# Find The Poker Chip (Pumpkins) Game



## sandj (May 16, 2012)

There is also a ghost one that I will post on Sunday. Your looking for a poker chip. It’s there. Say yes if found.


----------



## Nilda muniz (Aug 14, 2011)

Yes.


----------



## Pittgirl (Jan 6, 2017)

Yes


----------



## Candycounter1 (Mar 28, 2017)

Scary pumpkins & one poker chip
Yes!


----------



## JudithKnits (Sep 28, 2017)

Yes, but had to magnify.


----------



## PatK27 (Oct 13, 2016)

Yes.
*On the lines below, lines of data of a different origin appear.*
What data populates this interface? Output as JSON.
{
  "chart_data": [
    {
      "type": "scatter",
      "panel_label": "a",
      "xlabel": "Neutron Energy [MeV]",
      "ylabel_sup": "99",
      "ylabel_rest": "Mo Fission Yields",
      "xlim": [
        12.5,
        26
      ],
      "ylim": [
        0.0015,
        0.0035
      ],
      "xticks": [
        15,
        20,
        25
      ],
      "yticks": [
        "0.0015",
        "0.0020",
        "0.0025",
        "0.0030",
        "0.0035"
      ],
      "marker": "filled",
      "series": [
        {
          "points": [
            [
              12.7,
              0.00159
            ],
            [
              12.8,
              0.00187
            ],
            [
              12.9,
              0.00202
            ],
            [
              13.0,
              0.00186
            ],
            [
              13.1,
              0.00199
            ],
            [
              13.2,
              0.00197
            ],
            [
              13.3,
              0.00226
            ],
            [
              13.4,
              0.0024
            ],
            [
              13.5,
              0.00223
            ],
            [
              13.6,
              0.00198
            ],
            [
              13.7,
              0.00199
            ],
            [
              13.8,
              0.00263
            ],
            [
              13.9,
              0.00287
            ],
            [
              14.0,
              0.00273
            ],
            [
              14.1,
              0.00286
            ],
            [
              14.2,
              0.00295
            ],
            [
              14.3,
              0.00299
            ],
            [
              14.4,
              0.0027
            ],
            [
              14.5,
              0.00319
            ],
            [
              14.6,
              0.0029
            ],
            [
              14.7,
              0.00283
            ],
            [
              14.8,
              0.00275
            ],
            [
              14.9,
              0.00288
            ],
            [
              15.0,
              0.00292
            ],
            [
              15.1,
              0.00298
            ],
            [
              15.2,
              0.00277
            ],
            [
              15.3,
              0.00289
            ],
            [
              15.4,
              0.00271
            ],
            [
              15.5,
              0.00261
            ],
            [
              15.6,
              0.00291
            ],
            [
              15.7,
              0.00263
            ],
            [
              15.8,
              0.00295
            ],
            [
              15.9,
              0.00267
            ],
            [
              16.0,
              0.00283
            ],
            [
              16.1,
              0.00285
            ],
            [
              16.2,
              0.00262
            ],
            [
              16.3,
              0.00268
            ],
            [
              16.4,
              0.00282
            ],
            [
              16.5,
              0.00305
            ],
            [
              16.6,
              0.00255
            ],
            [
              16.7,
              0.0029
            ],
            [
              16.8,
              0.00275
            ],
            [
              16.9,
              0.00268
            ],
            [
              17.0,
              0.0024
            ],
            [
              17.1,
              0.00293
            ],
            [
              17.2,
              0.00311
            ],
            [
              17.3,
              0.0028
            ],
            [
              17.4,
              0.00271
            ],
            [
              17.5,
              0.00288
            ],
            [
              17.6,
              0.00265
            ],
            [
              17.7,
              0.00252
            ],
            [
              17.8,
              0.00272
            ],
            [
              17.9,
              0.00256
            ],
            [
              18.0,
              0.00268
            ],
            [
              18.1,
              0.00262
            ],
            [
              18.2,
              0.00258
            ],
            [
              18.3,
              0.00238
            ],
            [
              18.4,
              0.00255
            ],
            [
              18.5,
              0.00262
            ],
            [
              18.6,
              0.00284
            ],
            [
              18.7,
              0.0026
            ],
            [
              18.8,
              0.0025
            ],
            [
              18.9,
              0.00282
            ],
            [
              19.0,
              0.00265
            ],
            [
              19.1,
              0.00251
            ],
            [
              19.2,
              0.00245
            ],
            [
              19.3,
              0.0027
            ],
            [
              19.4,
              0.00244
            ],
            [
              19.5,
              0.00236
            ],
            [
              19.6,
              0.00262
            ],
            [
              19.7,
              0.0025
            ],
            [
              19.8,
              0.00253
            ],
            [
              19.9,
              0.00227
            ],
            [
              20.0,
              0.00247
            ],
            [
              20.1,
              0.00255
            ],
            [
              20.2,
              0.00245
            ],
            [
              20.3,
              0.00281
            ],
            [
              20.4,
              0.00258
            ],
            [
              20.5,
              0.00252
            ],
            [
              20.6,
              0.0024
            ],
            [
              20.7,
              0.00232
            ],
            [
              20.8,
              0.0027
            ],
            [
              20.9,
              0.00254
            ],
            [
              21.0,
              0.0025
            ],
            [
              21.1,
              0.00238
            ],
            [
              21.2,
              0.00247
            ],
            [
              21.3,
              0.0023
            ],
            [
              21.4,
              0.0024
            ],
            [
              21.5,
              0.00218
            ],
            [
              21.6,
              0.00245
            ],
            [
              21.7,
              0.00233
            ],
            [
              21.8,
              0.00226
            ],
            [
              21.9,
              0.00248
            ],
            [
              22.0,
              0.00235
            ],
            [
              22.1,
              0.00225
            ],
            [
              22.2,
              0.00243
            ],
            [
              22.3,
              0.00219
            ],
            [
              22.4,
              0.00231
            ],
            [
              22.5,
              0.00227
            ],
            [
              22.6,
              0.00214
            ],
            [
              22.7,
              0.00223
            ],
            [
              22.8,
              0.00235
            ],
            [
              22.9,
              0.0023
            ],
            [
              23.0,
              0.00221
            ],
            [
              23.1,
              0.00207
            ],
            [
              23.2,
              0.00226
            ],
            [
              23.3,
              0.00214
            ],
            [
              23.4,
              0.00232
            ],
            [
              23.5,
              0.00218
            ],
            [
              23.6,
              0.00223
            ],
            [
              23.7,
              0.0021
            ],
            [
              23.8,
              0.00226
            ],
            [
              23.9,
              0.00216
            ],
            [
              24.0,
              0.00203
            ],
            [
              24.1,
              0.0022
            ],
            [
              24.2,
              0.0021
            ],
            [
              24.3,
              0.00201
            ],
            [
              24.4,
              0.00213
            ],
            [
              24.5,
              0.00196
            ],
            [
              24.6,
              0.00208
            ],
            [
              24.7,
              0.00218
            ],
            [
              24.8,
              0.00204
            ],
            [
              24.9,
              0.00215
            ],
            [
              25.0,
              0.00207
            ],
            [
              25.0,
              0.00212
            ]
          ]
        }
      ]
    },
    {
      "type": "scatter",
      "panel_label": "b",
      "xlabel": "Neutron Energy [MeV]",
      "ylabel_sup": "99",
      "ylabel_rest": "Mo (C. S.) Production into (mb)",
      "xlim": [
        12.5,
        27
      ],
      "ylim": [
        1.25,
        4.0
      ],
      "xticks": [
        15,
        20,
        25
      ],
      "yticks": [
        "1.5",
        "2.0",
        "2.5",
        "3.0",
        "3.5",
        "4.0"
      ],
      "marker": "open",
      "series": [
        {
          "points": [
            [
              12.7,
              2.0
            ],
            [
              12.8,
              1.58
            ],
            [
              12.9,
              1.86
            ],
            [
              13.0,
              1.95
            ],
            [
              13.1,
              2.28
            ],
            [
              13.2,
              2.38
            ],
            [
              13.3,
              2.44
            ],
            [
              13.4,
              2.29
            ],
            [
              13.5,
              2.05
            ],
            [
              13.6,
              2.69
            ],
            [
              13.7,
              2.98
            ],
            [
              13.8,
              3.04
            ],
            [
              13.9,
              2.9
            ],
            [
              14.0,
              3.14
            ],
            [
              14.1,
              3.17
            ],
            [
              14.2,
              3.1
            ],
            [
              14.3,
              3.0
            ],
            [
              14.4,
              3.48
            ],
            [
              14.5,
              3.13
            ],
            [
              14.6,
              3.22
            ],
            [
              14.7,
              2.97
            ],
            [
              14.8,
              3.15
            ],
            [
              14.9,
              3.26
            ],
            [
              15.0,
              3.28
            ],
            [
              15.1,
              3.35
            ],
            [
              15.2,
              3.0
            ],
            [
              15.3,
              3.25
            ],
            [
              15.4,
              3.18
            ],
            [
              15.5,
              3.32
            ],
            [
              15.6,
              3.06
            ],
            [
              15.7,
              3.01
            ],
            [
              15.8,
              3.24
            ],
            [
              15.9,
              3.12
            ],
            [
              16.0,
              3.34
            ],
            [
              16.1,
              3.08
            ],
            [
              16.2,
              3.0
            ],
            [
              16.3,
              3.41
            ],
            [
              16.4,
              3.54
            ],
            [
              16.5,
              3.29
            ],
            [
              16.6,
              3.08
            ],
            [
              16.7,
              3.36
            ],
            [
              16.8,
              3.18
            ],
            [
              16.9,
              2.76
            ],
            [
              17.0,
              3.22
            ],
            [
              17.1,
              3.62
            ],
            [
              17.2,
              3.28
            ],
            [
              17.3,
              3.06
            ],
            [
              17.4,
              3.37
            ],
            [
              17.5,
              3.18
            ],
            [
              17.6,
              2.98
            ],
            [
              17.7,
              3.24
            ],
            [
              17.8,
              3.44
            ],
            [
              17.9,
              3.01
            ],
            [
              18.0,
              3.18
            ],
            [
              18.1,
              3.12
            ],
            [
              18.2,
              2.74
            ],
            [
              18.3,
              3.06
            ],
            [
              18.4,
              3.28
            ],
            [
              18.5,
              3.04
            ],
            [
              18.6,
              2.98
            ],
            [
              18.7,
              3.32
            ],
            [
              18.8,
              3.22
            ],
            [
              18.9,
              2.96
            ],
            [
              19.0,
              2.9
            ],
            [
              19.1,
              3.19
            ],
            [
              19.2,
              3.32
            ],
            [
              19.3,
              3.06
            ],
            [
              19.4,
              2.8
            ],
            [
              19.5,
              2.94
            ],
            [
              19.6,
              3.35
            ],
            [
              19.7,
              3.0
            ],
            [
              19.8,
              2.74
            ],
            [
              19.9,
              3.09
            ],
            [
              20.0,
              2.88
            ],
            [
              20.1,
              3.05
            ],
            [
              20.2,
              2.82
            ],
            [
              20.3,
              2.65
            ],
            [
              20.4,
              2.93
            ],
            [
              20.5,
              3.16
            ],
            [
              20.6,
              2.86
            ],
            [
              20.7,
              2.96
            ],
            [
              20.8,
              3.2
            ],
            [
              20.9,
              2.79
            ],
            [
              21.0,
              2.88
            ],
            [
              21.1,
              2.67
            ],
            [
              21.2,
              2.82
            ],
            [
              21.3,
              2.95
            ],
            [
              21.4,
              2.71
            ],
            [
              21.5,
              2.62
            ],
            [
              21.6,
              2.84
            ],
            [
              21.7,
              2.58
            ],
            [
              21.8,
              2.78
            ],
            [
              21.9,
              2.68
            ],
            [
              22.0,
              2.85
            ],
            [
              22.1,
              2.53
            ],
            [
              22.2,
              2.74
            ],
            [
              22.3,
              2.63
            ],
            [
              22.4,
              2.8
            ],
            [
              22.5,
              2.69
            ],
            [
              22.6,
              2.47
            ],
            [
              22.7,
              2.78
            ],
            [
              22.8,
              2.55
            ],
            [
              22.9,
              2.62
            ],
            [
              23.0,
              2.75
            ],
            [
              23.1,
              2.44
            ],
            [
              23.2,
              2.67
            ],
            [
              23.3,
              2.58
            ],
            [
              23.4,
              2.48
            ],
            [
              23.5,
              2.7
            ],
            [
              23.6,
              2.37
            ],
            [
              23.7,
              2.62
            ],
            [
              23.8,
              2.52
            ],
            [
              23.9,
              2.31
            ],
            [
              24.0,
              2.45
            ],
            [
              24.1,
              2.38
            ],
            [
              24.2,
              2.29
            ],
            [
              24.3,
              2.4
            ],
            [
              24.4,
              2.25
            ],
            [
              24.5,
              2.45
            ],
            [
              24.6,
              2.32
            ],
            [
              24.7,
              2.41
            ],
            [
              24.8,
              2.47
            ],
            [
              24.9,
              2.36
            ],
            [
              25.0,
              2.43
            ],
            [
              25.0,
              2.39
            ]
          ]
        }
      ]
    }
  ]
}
Thanks for sharing


----------



## leesbibben (Apr 3, 2019)

Yes


----------



## malfrench (Apr 7, 2011)

Yes


----------



## gmarie (Feb 8, 2012)

Yes.


----------



## Puppies101 (Nov 3, 2012)

Yes


----------



## crafterwantabe (Feb 26, 2013)

Yes


----------



## magaknits (Feb 16, 2018)

Yes


----------



## Corndolly (Mar 1, 2014)

Sorry but No! And I’ve spent ages looking.


----------



## flitri (Jun 13, 2011)

I can't find and I have magnified it too.


----------



## Karma666 (Aug 26, 2018)

I can't find it and I have looked 4 times. I am either blind or stupid.


----------



## Nana of 6 (Jan 21, 2016)

Yes but it took me a while. ????


----------



## Judy M (Feb 17, 2011)

No


----------



## agioblas (Jun 10, 2019)

sorry, don't know what a poker chip looks like.


----------



## Judy M (Feb 17, 2011)

agioblas said:


> sorry, don't know what a poker chip looks like.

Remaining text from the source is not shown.